Technology stocks pared gains as stock indexes fell and shares of pandemic-sensitive companies slid amid fears of disruption to coronavirus vaccine supplies.

The Nasdaq fell less than 0.2% in morning trading on Monday after being up more than 1% in early trading following a record at the end of last week. The S&P 500 fell 0.5%, while the Dow Jones Industrial Average fell 0.9%.
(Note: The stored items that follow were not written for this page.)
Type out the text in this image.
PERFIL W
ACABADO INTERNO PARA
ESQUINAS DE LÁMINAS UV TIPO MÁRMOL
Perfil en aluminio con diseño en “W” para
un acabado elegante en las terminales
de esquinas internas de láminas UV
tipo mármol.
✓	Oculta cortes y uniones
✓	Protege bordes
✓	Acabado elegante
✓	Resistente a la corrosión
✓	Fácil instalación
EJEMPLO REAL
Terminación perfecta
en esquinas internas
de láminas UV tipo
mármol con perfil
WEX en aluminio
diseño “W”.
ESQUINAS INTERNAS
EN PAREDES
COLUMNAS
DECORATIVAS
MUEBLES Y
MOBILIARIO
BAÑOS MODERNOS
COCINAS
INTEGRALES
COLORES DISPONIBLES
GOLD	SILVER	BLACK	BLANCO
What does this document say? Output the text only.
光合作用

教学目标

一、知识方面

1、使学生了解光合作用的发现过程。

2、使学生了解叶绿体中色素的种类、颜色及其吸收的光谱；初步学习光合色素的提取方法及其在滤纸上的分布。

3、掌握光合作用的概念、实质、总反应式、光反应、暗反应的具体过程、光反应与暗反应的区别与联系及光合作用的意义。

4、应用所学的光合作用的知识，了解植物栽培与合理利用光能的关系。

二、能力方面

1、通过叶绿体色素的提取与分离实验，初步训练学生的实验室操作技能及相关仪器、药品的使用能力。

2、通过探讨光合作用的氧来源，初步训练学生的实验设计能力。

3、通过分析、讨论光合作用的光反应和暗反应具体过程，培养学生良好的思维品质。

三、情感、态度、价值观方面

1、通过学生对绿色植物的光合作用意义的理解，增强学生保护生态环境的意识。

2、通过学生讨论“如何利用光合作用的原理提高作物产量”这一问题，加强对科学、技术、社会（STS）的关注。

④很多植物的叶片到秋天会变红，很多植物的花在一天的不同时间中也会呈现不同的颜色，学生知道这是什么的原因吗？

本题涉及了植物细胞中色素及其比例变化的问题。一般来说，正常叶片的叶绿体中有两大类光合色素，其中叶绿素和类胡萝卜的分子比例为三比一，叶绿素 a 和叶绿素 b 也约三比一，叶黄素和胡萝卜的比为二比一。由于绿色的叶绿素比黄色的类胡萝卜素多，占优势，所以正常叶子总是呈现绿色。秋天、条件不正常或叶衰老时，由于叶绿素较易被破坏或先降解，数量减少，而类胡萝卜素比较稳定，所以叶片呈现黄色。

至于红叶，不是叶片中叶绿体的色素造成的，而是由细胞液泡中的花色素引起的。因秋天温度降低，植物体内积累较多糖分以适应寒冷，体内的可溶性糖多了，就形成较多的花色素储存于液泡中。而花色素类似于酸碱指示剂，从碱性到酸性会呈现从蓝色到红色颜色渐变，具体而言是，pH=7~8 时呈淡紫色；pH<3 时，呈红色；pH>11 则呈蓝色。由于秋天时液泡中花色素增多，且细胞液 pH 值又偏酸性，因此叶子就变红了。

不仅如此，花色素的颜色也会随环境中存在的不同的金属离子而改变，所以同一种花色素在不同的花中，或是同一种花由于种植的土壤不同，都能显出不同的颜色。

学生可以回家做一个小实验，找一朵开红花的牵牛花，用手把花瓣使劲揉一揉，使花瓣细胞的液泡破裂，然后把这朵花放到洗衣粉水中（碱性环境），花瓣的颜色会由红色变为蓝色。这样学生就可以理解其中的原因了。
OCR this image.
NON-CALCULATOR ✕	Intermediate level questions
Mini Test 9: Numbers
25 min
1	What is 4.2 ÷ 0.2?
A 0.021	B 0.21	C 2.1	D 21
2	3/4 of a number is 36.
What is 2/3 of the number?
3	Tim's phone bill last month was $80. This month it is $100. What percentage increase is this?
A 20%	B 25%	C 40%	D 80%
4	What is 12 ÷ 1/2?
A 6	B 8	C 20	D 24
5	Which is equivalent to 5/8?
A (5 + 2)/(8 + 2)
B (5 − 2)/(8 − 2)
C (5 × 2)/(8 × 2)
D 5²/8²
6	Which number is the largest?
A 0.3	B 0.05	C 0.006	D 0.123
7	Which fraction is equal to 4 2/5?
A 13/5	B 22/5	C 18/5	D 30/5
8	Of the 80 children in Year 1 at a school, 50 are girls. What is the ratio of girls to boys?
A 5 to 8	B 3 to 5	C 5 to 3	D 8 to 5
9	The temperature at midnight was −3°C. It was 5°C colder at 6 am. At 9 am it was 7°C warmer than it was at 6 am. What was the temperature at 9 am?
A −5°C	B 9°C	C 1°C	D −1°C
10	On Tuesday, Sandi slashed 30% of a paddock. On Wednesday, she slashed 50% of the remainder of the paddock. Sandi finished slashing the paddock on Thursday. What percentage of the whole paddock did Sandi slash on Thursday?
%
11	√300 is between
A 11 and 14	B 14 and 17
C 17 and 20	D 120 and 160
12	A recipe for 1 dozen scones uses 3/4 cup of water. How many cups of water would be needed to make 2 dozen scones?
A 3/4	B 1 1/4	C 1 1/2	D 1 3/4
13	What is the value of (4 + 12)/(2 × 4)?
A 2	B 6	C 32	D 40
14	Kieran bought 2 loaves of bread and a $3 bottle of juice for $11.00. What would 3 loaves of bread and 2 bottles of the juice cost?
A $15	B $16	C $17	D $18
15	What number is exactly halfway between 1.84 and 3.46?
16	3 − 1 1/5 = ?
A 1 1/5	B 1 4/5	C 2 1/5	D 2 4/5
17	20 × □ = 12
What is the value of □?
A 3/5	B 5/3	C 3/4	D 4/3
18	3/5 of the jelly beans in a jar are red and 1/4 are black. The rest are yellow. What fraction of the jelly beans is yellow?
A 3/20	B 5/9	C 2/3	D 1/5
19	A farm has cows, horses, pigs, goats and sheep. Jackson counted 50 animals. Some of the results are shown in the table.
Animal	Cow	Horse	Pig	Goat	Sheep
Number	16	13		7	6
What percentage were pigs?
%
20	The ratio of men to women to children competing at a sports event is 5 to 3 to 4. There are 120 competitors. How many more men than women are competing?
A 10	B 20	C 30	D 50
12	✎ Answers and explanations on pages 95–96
“You’re getting rotation out of the more cyclical stocks. These big tech stocks are perceived as a bit of a haven trade,” said Michael Hewson, a chief markets analyst at CMC Markets. “There’s also talk of disruptions to vaccine supply, so we’ll likely have slower vaccine rollout and tighter restrictions for longer. What we’re seeing is a recovery deferred, or delayed.”

Pharmaceutical giant Merck scrapped its plans to develop a Covid-19 vaccine after trials yielded disappointing results, pulling a major player out of the coronavirus vaccine race and sending its shares down 0.8%. This came after AstraZeneca warned on Friday that its vaccine deliveries to the European Union would lag projections.

Meanwhile, investors were focused on a big week for corporate earnings, expected to show which corporations are thriving and which are struggling amid the Covid-19 pandemic.